Munster put the Neuwe Blatt to the side.
“You can always try.”
“Hmm,” said Reinhart, leaning forward over the table. “I don’t suppose you happened to be in Behrensee the evening before last?”
“Certainly not,” said Munster.
“What about the chief inspector?”
“I can’t imagine he would have been. He’s still on sick leave.”
“Ah yes, so he is,” said Reinhart. “I just thought I’d ask. An idea had occurred to me.”
“Really?” said Munster.
He went back to his newspaper, and Reinhart lit his pipe.
Hiller knocked and came straight in. DeBries and Rooth looked up from the reports they were writing.
“That was a nasty accident out at Behrensee,” said the chief of police, rubbing his chin. “Is it something we ought to look into?”
“Surely not,” said deBries. “The local boys can look after it.”
“OK. I just thought I’d ask. You can go back to whatever it was you were doing.”
And the same to you, deBries thought, exchanging glances with Rooth.
“You know that we’ve had two phone calls, I suppose?”
said Rooth when the chief of police had closed the door.
“No,” said deBries. “What kind of phone calls?”
“Anonymous. From Kaustin. They don’t seem to be from
the same person, either. One was a man, the other a woman, according to Krause.”
DeBries looked up and bit his pen.
“What do they say?”
“The same thing, more or less. That this Jahrens had something to do with the murders. The Verhaven murders. They’ve always suspected it, but didn’t want to say anything, it seems.
That’s what they say, at least.”
DeBries thought for a while.
“Well.

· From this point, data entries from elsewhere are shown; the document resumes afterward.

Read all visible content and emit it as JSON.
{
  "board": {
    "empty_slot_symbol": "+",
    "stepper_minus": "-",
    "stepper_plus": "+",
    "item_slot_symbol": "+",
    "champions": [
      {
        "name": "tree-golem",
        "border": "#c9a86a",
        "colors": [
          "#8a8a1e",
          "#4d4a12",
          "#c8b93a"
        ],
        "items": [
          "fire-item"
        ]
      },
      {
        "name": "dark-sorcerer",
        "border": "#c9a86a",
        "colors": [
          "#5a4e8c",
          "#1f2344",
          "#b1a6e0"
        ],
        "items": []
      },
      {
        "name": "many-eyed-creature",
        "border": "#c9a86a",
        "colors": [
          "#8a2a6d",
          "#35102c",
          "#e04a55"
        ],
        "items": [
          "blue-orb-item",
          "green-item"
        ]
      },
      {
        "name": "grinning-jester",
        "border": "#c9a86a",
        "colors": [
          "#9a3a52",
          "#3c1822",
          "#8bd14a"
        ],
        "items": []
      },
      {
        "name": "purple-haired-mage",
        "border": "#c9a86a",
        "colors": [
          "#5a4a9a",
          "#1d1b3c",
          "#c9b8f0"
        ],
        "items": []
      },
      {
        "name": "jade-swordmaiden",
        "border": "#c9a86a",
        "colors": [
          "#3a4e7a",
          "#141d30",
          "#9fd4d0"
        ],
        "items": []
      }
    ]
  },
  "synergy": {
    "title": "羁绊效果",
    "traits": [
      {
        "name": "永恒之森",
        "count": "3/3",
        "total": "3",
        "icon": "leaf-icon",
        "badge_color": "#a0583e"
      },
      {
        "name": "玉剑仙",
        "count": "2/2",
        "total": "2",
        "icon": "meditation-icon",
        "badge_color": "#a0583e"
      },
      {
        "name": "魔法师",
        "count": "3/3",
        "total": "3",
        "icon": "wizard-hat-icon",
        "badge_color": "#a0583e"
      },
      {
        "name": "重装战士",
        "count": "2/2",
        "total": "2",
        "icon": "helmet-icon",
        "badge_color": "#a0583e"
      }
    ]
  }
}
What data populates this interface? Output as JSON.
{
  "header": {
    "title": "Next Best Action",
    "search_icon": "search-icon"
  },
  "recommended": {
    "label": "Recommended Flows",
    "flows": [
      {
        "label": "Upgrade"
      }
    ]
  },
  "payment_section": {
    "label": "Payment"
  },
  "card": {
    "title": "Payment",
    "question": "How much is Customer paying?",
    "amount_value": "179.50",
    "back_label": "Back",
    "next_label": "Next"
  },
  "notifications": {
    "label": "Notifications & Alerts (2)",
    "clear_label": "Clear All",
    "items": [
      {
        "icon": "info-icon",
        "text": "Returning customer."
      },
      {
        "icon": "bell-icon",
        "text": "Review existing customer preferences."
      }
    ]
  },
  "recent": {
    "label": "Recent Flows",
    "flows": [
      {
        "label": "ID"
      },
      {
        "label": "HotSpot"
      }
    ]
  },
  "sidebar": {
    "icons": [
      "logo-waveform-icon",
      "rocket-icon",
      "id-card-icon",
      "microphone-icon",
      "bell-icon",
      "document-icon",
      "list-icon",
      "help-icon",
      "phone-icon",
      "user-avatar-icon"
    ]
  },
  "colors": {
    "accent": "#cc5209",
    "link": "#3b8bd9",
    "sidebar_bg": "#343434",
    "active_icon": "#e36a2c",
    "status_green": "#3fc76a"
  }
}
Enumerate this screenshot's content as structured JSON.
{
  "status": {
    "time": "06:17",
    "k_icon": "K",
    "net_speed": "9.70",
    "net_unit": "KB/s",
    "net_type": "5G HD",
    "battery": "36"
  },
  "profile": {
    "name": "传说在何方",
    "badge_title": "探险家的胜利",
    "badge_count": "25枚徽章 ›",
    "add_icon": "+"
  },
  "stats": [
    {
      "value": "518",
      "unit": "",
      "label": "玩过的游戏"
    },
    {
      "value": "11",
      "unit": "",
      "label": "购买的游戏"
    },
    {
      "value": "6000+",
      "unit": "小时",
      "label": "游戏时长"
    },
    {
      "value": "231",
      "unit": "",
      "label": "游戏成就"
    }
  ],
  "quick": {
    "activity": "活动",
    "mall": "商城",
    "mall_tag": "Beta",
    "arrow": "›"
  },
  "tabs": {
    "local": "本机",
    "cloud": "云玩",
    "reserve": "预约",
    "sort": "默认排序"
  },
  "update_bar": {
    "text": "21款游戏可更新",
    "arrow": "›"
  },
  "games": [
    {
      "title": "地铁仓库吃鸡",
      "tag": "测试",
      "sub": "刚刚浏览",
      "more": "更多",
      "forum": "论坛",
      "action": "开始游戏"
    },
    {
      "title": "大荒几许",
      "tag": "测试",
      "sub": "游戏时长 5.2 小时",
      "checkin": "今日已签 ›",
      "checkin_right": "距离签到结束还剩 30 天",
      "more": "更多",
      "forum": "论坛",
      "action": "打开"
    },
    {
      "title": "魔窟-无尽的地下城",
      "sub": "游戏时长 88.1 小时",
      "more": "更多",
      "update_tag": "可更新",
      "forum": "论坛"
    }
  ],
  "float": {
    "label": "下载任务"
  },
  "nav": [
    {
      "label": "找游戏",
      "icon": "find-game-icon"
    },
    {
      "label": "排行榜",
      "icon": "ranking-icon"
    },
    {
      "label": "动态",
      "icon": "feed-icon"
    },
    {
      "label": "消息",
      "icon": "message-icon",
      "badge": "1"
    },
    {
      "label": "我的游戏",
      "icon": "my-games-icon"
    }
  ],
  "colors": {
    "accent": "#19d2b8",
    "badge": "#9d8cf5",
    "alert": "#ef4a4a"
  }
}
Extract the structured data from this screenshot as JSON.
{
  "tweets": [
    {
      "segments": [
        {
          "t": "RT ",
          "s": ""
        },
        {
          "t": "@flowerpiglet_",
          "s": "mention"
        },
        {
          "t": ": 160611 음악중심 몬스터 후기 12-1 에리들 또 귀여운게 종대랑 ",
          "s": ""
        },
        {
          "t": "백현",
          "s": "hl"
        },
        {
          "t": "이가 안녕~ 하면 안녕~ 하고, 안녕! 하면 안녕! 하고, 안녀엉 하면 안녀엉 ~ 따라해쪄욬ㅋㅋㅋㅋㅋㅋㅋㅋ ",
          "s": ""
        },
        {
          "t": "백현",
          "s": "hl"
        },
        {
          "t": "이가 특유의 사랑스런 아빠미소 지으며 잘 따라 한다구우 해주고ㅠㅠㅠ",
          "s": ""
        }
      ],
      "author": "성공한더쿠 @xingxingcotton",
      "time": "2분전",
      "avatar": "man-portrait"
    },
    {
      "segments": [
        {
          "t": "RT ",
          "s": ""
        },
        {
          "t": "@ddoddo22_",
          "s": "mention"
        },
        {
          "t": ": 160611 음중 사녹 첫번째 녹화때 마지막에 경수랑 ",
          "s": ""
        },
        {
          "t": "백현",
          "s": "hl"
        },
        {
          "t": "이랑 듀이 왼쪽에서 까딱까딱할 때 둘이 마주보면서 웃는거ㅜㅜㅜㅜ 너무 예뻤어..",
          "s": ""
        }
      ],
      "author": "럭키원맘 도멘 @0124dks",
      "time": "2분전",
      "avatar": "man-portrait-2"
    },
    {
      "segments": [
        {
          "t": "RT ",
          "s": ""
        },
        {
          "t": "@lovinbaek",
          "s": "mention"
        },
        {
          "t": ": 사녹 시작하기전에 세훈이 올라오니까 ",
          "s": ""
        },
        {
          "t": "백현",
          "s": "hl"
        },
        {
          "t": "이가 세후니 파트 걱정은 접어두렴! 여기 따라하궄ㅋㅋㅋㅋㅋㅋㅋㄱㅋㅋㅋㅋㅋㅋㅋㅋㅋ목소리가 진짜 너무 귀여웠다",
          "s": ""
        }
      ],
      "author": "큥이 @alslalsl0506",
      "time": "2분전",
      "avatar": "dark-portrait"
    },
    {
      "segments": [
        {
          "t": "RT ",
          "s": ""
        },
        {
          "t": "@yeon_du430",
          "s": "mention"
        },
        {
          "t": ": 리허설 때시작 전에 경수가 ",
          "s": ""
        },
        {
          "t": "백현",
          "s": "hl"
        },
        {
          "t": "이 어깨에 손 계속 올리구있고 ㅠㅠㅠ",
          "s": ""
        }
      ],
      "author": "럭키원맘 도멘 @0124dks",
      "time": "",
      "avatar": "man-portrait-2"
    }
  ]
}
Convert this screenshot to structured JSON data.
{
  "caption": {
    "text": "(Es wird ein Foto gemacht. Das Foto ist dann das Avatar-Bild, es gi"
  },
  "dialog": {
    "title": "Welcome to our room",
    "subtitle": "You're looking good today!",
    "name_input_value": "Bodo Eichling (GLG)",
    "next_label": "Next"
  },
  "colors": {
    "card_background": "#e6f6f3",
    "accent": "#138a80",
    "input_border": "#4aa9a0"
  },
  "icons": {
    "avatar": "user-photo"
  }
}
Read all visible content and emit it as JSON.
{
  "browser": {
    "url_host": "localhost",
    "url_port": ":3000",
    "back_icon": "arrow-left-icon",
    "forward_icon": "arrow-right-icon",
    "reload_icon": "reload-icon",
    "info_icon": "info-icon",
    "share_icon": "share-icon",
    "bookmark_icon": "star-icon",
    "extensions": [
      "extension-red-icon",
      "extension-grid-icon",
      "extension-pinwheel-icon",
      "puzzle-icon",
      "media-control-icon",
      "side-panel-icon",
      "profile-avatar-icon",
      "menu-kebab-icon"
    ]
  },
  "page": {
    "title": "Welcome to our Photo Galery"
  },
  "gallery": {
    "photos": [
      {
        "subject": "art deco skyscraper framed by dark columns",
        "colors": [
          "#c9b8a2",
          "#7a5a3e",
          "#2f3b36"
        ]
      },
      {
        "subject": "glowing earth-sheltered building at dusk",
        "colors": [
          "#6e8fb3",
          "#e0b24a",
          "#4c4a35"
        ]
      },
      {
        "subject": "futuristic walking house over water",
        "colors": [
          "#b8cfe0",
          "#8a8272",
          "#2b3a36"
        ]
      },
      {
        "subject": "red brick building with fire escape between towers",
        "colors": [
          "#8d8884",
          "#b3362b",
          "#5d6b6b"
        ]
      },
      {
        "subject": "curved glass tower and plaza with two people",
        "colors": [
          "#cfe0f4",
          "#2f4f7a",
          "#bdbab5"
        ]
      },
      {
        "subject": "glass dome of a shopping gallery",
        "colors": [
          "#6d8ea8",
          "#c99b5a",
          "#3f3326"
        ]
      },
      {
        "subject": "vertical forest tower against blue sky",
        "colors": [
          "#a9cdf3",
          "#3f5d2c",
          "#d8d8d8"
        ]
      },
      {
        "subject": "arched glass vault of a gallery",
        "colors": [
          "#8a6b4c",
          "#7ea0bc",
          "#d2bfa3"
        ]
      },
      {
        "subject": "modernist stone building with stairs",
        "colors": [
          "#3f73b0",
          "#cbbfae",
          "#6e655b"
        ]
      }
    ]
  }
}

I’ll be damned,” he said. “So he’s got his punishment after all, has he?”
“Could be,” said Rooth. “Mind you, they are probably just a couple of Nosey Parkers who want to make themselves noticed. In any case, it’s not something we need to worry about.”
Nobody spoke for several seconds. Then deBries shrugged.
“No, the case has been dropped, if I understand matters rightly. I think so. We’ve got plenty of stuff to keep our noses to the grindstone.”